The two major trends in computer science throughout the last decades have been the increase in the size of the applications and their components, and the computational power available to execute the program, both of which reinforce the other.
In the 50's, computers were first programmed bit by bit, and later instruction by instruction. In both cases, the programmer had to be very familiar with the internal workings of the machine, and the application could not be ported.
In the following decades, this was followed by languages less dependent on the architecture, in which the algorithm was written in a manner more logical and mathematical. This made it easier to move an application to another architecture, provided that the language was the same on both architectures and no architecture-dependent code was included.
At that stage, many programs were relatively large, unwieldy and not
easy to understand or modify
, which is a strong reason why
many of these systems are still in use. Often the desire for efficient
use of resources caused the code to be tuned for that particular
program segment, and that particular computer, until no one, save
(possibly) the programmer, could tell what it was. These applications
were often poorly documented, causing even more problems when a system
was to be replaced.
Languages with subroutines and functions enabled the programmers to build libraries of code which they could use repeatedly. Most of these libraries were used only by the person who created the library, and never made it into public use. In numerical programming, there were of course many opportunities to build libraries that could be widely used. And in the 70's work began on a number of such general libraries, partly in response to the need for such libraries, and partly because vector processing hardware made efficient and general routines possible.

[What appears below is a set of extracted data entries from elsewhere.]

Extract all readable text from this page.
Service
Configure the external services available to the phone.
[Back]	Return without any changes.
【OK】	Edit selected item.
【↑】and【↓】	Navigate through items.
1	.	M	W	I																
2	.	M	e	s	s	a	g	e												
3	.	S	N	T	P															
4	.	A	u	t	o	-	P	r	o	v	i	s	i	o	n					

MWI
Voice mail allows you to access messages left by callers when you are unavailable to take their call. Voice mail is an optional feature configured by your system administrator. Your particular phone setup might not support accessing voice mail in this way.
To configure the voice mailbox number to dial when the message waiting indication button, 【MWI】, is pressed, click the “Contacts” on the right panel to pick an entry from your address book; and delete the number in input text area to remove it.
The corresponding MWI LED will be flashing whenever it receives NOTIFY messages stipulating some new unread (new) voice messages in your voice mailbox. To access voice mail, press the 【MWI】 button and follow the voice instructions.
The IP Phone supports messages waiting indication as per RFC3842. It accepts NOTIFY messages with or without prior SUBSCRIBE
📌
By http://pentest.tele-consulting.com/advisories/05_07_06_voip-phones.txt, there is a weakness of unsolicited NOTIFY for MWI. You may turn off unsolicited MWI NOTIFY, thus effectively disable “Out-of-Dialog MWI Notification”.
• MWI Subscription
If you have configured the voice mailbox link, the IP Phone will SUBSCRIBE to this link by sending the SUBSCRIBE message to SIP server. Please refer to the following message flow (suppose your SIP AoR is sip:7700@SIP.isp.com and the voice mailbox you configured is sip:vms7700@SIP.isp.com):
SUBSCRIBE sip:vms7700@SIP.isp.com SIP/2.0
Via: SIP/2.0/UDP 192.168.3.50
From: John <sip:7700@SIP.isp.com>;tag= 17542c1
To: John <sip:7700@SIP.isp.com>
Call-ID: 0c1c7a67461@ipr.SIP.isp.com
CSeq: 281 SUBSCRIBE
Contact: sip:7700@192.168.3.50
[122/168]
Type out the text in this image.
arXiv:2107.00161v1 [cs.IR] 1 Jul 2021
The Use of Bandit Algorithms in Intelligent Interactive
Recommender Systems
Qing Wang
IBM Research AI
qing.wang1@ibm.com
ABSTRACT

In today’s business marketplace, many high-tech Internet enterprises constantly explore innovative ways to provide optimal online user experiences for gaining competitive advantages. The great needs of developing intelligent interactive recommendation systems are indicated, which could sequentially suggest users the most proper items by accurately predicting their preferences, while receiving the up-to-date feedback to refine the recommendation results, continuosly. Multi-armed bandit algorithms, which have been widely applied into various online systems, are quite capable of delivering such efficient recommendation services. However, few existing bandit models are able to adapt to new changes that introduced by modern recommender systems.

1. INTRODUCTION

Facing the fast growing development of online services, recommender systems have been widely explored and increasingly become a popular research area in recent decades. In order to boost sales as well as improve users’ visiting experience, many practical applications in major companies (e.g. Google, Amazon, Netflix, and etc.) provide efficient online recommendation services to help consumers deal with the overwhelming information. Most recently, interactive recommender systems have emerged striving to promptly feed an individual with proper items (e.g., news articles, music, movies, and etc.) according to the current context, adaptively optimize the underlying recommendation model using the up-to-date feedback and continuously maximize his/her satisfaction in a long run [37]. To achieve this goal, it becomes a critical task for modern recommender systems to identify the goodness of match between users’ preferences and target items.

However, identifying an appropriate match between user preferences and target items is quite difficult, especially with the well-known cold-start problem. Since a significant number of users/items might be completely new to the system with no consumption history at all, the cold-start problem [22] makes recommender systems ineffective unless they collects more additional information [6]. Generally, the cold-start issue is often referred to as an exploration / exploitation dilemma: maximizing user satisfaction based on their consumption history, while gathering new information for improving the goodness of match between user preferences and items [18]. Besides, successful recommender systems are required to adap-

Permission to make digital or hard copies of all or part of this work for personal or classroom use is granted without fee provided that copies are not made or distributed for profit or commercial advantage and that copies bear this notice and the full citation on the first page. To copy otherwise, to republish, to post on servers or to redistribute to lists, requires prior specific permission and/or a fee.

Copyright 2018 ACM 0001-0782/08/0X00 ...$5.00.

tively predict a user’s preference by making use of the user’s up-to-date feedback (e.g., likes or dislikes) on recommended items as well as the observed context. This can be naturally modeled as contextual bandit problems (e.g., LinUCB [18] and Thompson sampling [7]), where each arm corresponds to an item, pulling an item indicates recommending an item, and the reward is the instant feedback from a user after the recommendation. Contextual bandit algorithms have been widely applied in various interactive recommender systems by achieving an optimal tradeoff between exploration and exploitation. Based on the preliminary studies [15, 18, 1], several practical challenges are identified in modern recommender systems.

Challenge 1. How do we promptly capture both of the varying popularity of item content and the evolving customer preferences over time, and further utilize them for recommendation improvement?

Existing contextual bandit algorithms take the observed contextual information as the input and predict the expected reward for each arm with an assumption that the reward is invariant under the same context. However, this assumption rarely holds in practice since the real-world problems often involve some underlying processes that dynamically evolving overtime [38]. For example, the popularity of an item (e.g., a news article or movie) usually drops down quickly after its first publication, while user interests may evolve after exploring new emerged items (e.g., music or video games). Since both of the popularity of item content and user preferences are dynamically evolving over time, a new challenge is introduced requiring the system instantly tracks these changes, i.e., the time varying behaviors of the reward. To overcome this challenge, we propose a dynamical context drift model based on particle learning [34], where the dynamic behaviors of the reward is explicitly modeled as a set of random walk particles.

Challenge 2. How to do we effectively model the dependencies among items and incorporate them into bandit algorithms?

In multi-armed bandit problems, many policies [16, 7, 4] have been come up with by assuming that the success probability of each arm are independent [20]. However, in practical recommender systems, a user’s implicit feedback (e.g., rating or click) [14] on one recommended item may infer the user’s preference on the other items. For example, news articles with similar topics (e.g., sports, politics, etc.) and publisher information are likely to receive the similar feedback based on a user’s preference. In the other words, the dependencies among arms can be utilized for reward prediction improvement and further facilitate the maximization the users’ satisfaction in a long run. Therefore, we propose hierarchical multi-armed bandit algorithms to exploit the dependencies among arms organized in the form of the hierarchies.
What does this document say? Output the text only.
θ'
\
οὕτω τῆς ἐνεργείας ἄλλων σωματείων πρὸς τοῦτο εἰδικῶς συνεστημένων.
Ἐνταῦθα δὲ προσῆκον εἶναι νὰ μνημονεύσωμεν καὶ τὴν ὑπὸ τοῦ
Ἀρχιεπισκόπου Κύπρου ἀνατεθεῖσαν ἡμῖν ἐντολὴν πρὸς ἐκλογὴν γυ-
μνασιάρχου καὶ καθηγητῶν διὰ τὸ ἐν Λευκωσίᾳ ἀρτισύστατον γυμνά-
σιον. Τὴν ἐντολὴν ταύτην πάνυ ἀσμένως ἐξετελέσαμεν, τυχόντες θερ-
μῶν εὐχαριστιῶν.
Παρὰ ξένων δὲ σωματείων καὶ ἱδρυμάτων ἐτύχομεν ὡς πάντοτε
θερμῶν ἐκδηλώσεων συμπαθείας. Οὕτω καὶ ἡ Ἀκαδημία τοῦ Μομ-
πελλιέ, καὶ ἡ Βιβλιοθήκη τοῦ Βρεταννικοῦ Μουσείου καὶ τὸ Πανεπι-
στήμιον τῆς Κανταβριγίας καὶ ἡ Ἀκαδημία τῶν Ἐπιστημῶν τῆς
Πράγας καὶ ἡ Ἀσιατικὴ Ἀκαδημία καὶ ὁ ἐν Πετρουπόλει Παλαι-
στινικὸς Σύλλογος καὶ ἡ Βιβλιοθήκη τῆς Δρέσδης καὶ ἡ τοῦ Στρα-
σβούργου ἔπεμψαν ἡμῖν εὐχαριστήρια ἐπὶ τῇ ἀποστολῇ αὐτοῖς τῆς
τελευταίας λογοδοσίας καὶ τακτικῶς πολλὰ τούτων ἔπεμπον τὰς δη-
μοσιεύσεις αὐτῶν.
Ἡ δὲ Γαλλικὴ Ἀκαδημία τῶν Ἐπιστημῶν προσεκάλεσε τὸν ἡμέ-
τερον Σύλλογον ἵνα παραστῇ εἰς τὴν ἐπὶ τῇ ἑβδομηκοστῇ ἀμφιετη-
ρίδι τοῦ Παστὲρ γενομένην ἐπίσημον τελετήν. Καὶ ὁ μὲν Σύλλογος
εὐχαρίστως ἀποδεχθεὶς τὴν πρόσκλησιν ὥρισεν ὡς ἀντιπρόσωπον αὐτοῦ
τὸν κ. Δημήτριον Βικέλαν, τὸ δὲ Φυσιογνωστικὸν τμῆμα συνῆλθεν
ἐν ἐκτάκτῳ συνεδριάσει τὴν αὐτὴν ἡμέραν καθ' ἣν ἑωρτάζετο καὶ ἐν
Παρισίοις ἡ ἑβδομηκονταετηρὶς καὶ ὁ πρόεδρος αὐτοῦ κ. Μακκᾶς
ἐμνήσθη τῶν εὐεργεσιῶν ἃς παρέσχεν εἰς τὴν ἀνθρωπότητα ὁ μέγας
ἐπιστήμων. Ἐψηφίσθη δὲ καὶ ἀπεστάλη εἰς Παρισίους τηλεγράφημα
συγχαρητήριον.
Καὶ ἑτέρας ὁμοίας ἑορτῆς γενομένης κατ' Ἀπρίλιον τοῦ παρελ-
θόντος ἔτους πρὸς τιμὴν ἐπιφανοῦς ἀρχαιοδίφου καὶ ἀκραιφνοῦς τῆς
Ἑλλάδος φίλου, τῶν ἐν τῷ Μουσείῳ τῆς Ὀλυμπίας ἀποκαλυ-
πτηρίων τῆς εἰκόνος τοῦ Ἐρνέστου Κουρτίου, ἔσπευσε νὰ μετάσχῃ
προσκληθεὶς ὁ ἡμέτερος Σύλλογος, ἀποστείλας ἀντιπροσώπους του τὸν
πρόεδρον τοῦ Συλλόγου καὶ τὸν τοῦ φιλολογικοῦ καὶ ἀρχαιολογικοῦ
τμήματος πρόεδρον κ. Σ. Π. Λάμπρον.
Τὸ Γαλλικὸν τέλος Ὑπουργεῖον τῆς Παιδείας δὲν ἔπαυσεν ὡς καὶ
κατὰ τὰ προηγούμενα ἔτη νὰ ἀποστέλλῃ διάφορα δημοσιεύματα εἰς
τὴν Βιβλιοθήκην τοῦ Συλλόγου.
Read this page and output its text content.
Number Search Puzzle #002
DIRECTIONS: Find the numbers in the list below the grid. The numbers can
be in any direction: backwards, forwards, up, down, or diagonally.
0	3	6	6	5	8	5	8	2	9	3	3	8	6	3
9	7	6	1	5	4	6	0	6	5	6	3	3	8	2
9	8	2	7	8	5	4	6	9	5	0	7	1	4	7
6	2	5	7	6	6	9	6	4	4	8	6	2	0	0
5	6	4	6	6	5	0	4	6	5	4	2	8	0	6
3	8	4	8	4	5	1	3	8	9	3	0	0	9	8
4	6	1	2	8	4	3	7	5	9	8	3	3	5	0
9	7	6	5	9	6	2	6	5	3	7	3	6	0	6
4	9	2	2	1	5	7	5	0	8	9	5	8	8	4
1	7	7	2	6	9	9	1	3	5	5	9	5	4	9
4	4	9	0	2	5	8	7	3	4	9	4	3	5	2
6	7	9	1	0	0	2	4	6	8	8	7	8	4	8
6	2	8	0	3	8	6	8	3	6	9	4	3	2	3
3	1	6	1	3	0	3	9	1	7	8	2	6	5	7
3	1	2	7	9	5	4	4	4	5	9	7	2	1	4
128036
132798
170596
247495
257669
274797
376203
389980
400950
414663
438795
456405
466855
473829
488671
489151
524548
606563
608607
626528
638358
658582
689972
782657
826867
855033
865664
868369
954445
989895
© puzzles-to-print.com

The most known such libraries are LINPACK, EISPACK and the first level of BLAS [], which were published in the 70's. Later, BLAS 2 [], BLAS 3 [], and LAPACK [] which were developed in the middle 80's and the early 90's, have replaced LINPACK and EISPACK in linear algebra programming. BLAS and LAPACK are widely in use today, and are considered industry standards. In the last couple of years parallel versions of these libraries, PBLAS [] and ScaLAPACK [], have been developed.
In the late 80's and early 90's, object-oriented development became the new paradigm of choice with the release of the language C++ [, ], an object-oriented language based on C. The object-oriented approach has continued to draw support, although a major problem has been the lack of standardized and widely used libraries. A number of software vendors have released libraries in different areas of computation, including numerical programming, with varying success. The ANSI/ISO C++ standard does include a standard library for general programming, but holds only a very basic numerical library.
The C++ language (and other such languages) made it possible to design applications where operations on data became the center of attention, instead of the operations performed. It also made a more symbolic and mathematical way of computation possible.
In numerical programming, some C++ libraries, both commercial and public domain, have emerged for single processor architectures, although at present none are, to our knowledge, widely used. A C++ extension of BLAS and LAPACK [] has been implemented, and a C++ extension of SCALAPACK has been proposed [, ], but at present no numerical C++ library exists for parallel computers.